Saturday dawned wet and grey and not even a dip in the hotel's small pool (three's company, four is too many) could lighten my spirits, however, donning waterproofs, we headed off for the brewery. Fifteen minutes walk through the rain soaked street brought us to Walplein and the Halve Maan brewery, here we met Cliff and Liz and made ourselves known to the staff, as expected they were a little surprised to see seven people for a twenty person tour (Lesley, Sophie & Charlie decided not to come) but we checked in, paid our money and were introduced to our guide, Inga. Well, I have never had a more entertaining tour, she was informed, funny, sarcastic and extremely well versed in the history and operation of the brewery. In a nutshell the brewery was converted from a traditional tower brewery to a single room brewery in the seventies I believe but the original layout with cooling room and malting floor remains. Inga was most scathing about their new neighbours in the building behind the brewery, this is an old building which has been converted into apartments and apparently the residents have been complaining about the noise the brewery makes! Surely if you buy a property next to any existing business you should be aware of what may impact upon you?

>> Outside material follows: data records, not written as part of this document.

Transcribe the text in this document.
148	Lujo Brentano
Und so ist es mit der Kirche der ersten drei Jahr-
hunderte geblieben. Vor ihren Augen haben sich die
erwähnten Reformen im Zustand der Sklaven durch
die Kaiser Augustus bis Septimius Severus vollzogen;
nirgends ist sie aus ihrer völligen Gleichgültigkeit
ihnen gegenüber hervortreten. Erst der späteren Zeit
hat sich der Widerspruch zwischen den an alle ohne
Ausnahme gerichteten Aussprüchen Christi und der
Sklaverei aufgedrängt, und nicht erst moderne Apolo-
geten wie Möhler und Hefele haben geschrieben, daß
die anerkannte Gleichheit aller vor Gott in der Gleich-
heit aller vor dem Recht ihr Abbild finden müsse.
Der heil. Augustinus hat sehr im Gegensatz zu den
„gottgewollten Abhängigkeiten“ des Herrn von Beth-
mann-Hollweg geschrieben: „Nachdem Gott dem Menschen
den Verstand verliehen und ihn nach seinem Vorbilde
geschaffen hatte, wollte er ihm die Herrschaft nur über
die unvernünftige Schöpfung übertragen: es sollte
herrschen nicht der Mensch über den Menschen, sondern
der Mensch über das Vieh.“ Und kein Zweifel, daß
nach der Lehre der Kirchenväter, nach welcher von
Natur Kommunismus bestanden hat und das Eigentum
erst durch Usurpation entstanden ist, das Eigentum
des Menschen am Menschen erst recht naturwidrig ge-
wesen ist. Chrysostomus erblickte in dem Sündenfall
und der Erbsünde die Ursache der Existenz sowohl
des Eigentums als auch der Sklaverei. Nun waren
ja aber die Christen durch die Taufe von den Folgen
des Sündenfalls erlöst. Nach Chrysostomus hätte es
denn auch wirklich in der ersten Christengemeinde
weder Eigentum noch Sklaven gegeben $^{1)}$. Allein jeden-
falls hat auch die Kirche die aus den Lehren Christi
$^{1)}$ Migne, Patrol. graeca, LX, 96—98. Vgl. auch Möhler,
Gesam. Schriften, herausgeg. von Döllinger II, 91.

A few pictures of the brewery follow, click on the pictures for a larger view.
Sybil in the brewhouse Inga on the left The Malting floor
Trying to drink all the samples !
The pink tickets in the picture were our remaining beer tokens, rest assured we maintained the honour of the branch and got through them all, no thanks to Janet and Sybil though :-)
After a somewhat hazy wandering about in the afternoon we met up in Cafe Vlissinghe, reputed to be the oldest bar in Bruges, since it has been in operation since 1515 this seems to be a reasonable claim. Not a great beer list but a very atmospheric place for a drink, it has a chair belonging to Van Dyck and a huge iron stove.
All in all I think we recommend Bruges as a destination for anyone whether they are mad about beer or not and we would like to thank the staff of the Halve Maan brewery, especially Inga, for a great visit.